In October, Norman Mailer practically nominated me for sainthood in a New Republic essay. The man once described as “the patron saint of the curmudgeonly essay” treated me gently. The speech, he said, was “effective beyond all measure.” After paragraphs of praise, he offered this finale: “When Mary Fisher spoke like an angel that night, the floor was awash in tears, and conceivably the nation as well.”
I’d earlier imagined that Frank Bruni’s feature and Diane Sawyer’s report would wrap up my public appearances as a woman with AIDS. I imagined the same thing about the ’92 Convention. I can do this and that’ll be it. I’d head for home and my studio.
But that wasn’t it. Rather, it was the platform from which I’ve launched most of my activism for more than thirty years. The speech, together with speeches that followed, opened the door for me to speak to American institutions including prisons, hospices, churches, schools, temples, and congressional committees. It propelled me to Africa as a Special Representative of UNAIDS, to Portugal and Mozambique for the US State Department, and to the Washington National Cathedral in Washington, D.C. as a guest preacher.
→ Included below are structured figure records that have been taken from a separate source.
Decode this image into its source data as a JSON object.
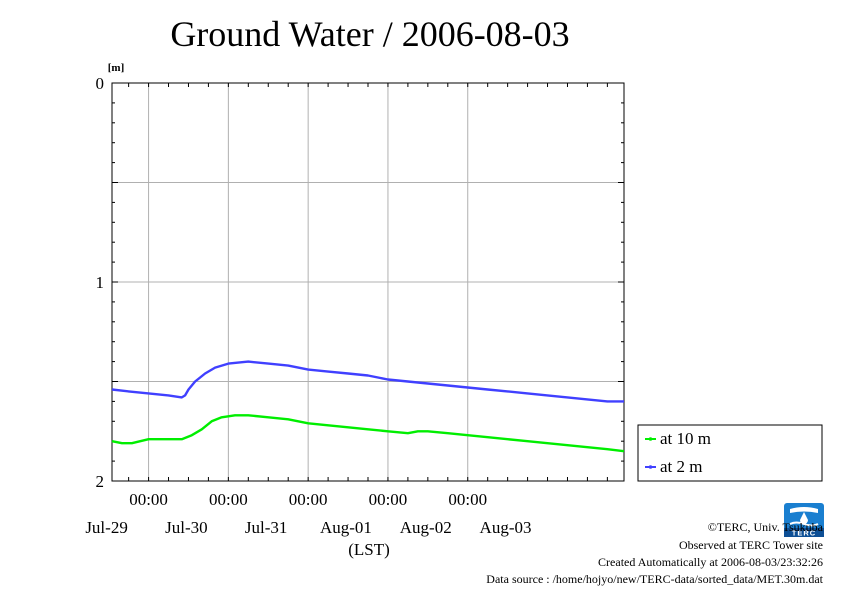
{
  "chart_data": {
    "type": "line",
    "title": "Ground Water / 2006-08-03",
    "y_unit": "[m]",
    "x_unit": "(LST)",
    "y_inverted": true,
    "ylim": [
      0,
      2
    ],
    "yticks": [
      "0",
      "1",
      "2"
    ],
    "xlim": [
      "2006-07-28T13:00",
      "2006-08-03T23:00"
    ],
    "xticks": [
      {
        "t": "2006-07-29T00:00",
        "time": "00:00",
        "date": "Jul-29"
      },
      {
        "t": "2006-07-30T00:00",
        "time": "00:00",
        "date": "Jul-30"
      },
      {
        "t": "2006-07-31T00:00",
        "time": "00:00",
        "date": "Jul-31"
      },
      {
        "t": "2006-08-01T00:00",
        "time": "00:00",
        "date": "Aug-01"
      },
      {
        "t": "2006-08-02T00:00",
        "time": "00:00",
        "date": "Aug-02"
      }
    ],
    "last_date_label": "Aug-03",
    "grid": true,
    "legend_position": "right",
    "series": [
      {
        "name": "at 10 m",
        "color": "#00ee00",
        "points": [
          [
            "2006-07-28T13:00",
            1.8
          ],
          [
            "2006-07-28T16:00",
            1.81
          ],
          [
            "2006-07-28T19:00",
            1.81
          ],
          [
            "2006-07-29T00:00",
            1.79
          ],
          [
            "2006-07-29T05:00",
            1.79
          ],
          [
            "2006-07-29T10:00",
            1.79
          ],
          [
            "2006-07-29T13:00",
            1.77
          ],
          [
            "2006-07-29T16:00",
            1.74
          ],
          [
            "2006-07-29T19:00",
            1.7
          ],
          [
            "2006-07-29T22:00",
            1.68
          ],
          [
            "2006-07-30T02:00",
            1.67
          ],
          [
            "2006-07-30T06:00",
            1.67
          ],
          [
            "2006-07-30T12:00",
            1.68
          ],
          [
            "2006-07-30T18:00",
            1.69
          ],
          [
            "2006-07-31T00:00",
            1.71
          ],
          [
            "2006-07-31T06:00",
            1.72
          ],
          [
            "2006-07-31T12:00",
            1.73
          ],
          [
            "2006-07-31T18:00",
            1.74
          ],
          [
            "2006-08-01T00:00",
            1.75
          ],
          [
            "2006-08-01T06:00",
            1.76
          ],
          [
            "2006-08-01T09:00",
            1.75
          ],
          [
            "2006-08-01T12:00",
            1.75
          ],
          [
            "2006-08-01T18:00",
            1.76
          ],
          [
            "2006-08-02T00:00",
            1.77
          ],
          [
            "2006-08-02T06:00",
            1.78
          ],
          [
            "2006-08-02T12:00",
            1.79
          ],
          [
            "2006-08-02T18:00",
            1.8
          ],
          [
            "2006-08-03T00:00",
            1.81
          ],
          [
            "2006-08-03T06:00",
            1.82
          ],
          [
            "2006-08-03T12:00",
            1.83
          ],
          [
            "2006-08-03T18:00",
            1.84
          ],
          [
            "2006-08-03T23:00",
            1.85
          ]
        ]
      },
      {
        "name": "at 2 m",
        "color": "#4040ff",
        "points": [
          [
            "2006-07-28T13:00",
            1.54
          ],
          [
            "2006-07-28T18:00",
            1.55
          ],
          [
            "2006-07-29T00:00",
            1.56
          ],
          [
            "2006-07-29T06:00",
            1.57
          ],
          [
            "2006-07-29T10:00",
            1.58
          ],
          [
            "2006-07-29T11:00",
            1.57
          ],
          [
            "2006-07-29T12:00",
            1.54
          ],
          [
            "2006-07-29T14:00",
            1.5
          ],
          [
            "2006-07-29T17:00",
            1.46
          ],
          [
            "2006-07-29T20:00",
            1.43
          ],
          [
            "2006-07-30T00:00",
            1.41
          ],
          [
            "2006-07-30T06:00",
            1.4
          ],
          [
            "2006-07-30T12:00",
            1.41
          ],
          [
            "2006-07-30T18:00",
            1.42
          ],
          [
            "2006-07-31T00:00",
            1.44
          ],
          [
            "2006-07-31T06:00",
            1.45
          ],
          [
            "2006-07-31T12:00",
            1.46
          ],
          [
            "2006-07-31T18:00",
            1.47
          ],
          [
            "2006-08-01T00:00",
            1.49
          ],
          [
            "2006-08-01T06:00",
            1.5
          ],
          [
            "2006-08-01T12:00",
            1.51
          ],
          [
            "2006-08-01T18:00",
            1.52
          ],
          [
            "2006-08-02T00:00",
            1.53
          ],
          [
            "2006-08-02T06:00",
            1.54
          ],
          [
            "2006-08-02T12:00",
            1.55
          ],
          [
            "2006-08-02T18:00",
            1.56
          ],
          [
            "2006-08-03T00:00",
            1.57
          ],
          [
            "2006-08-03T06:00",
            1.58
          ],
          [
            "2006-08-03T12:00",
            1.59
          ],
          [
            "2006-08-03T18:00",
            1.6
          ],
          [
            "2006-08-03T23:00",
            1.6
          ]
        ]
      }
    ]
  },
  "credits": {
    "copyright": "©TERC, Univ. Tsukuba",
    "observed": "Observed at TERC Tower site",
    "created": "Created Automatically at 2006-08-03/23:32:26",
    "source": "Data source : /home/hojyo/new/TERC-data/sorted_data/MET.30m.dat",
    "logo_text": "TERC"
  },
  "colors": {
    "accent_logo": "#1a7fd0",
    "grid": "#b0b0b0"
  }
}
Because of the speech, I was introduced to women around the world who showed unquenchable courage and stunning wisdom. I was able to speak to congressional committees and encourage others with my virus to live with grace and hope.
My life was slowly sliding away under the lash of AIDS and, as I grew older and sicker, being invited to speak out gave my life purpose and meaning. I’ve never been thankful to have AIDS but, in ways both tender and profound, AIDS has given my life meaning in ways I could not have imagined. The speech I gave in Houston in 1992 continues to be read and still makes a difference, sometimes to my surprise. When Oxford Press selected “100 Best American Speeches of the 20th Century,” they included mine.
The quiet virus was itself a whisper that has echoed through my life for decades and continues to echo today.